Наконец, мы подходим к теории отражения. В рамках этой теории мышление предстает в виде процесса отражения объективного мира. Как уже было сказано, категория отражения была выработана с целью осуществления критики теории познания, расщепляющей мир на феноменальный и ноуменальный. При таком расщеплении возникают гносеологические трудности: объективный мир недоступен познающему субъекту. Разрабатывая диалектико-материалистическую концепцию познания, Ленин предлагает категорию отражения в качестве основополагающей, чтобы наиболее отчетливо показать непосредственный доступ объективной действительности субъекту. Поэтому ключевыми принципами выступают признание существования объективного мира и признание познаваемости мира для человека.

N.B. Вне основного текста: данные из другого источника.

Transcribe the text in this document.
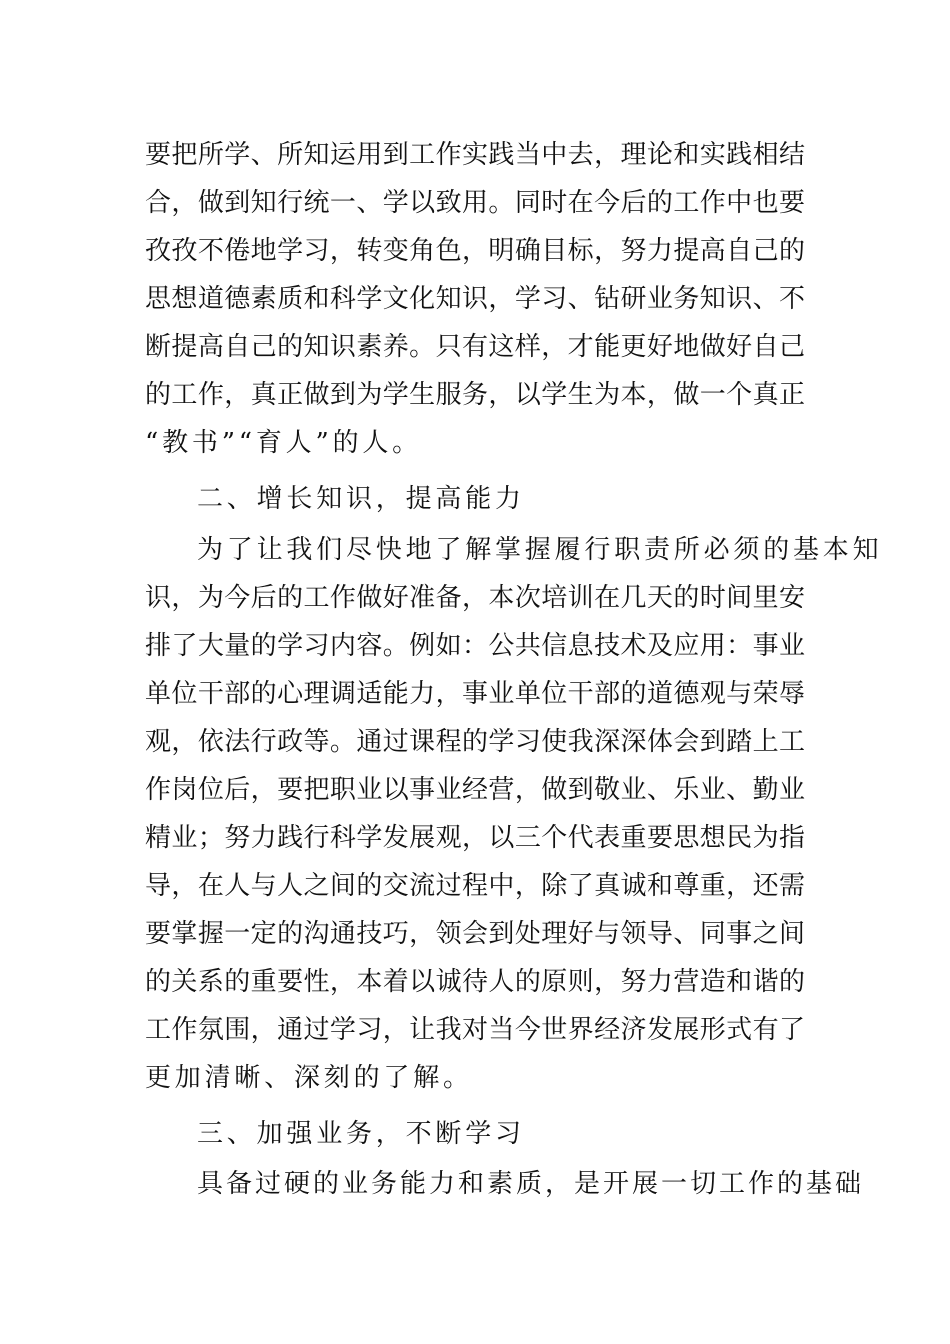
要把所学、所知运用到工作实践当中去，理论和实践相结
合，做到知行统一、学以致用。同时在今后的工作中也要
孜孜不倦地学习，转变角色，明确目标，努力提高自己的
思想道德素质和科学文化知识，学习、钻研业务知识、不
断提高自己的知识素养。只有这样，才能更好地做好自己
的工作，真正做到为学生服务，以学生为本，做一个真正
“教书”“育人”的人。
二、增长知识，提高能力
为了让我们尽快地了解掌握履行职责所必须的基本知
识，为今后的工作做好准备，本次培训在几天的时间里安
排了大量的学习内容。例如：公共信息技术及应用：事业
单位干部的心理调适能力，事业单位干部的道德观与荣辱
观，依法行政等。通过课程的学习使我深深体会到踏上工
作岗位后，要把职业以事业经营，做到敬业、乐业、勤业
精业；努力践行科学发展观，以三个代表重要思想民为指
导，在人与人之间的交流过程中，除了真诚和尊重，还需
要掌握一定的沟通技巧，领会到处理好与领导、同事之间
的关系的重要性，本着以诚待人的原则，努力营造和谐的
工作氛围，通过学习，让我对当今世界经济发展形式有了
更加清晰、深刻的了解。
三、加强业务，不断学习
具备过硬的业务能力和素质，是开展一切工作的基础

Итак, что же таит в себе метафора «отражение»? В первую очередь следует отметить, что в отличие от предшествующих гносеологических метафор, где акцент делается на субстрате (дощечка, воск, след), «отражение» является девербативом, образованным в результате субстантивации глагола «отражать», что смещает акцент в сторону процессуального характера познания. Этот момент подчеркивает диалектический принцип теории отражения, когда вскрывается противоречие между познанным и непознанным, выявляется взаимосвязь между чувственной и рациональной ступенями познания. Также когда мы используем в качестве метафоры субстрат, всегда происходит перенос на субъективную (tabularasa) или объективную (след на восковой дощечке от платоновских эйдосов) сторону процесса познания, в то время как «отражение» фиксирует диалектический характер соотношения объективного и субъективного в ощущениях, восприятиях, представлениях, понятиях. «Понимание особенностей мышления как отражения предполагает выяснение соотношения субъективного и объективного в нем. Мышление не принадлежит отдельно взятым ни субъекту, ни объекту, оно — результат их взаимодействия» [4, с. 153]. Еще одним моментом является то, что «дощечки» любого рода являются пассивными в отношении познания, а «отражение» как процесс создает больше потенциала для активности познающего. Последним выводом из такой субстантивации является то, что правильнее делать акцент не на субстрате, потому что сознание нематериально.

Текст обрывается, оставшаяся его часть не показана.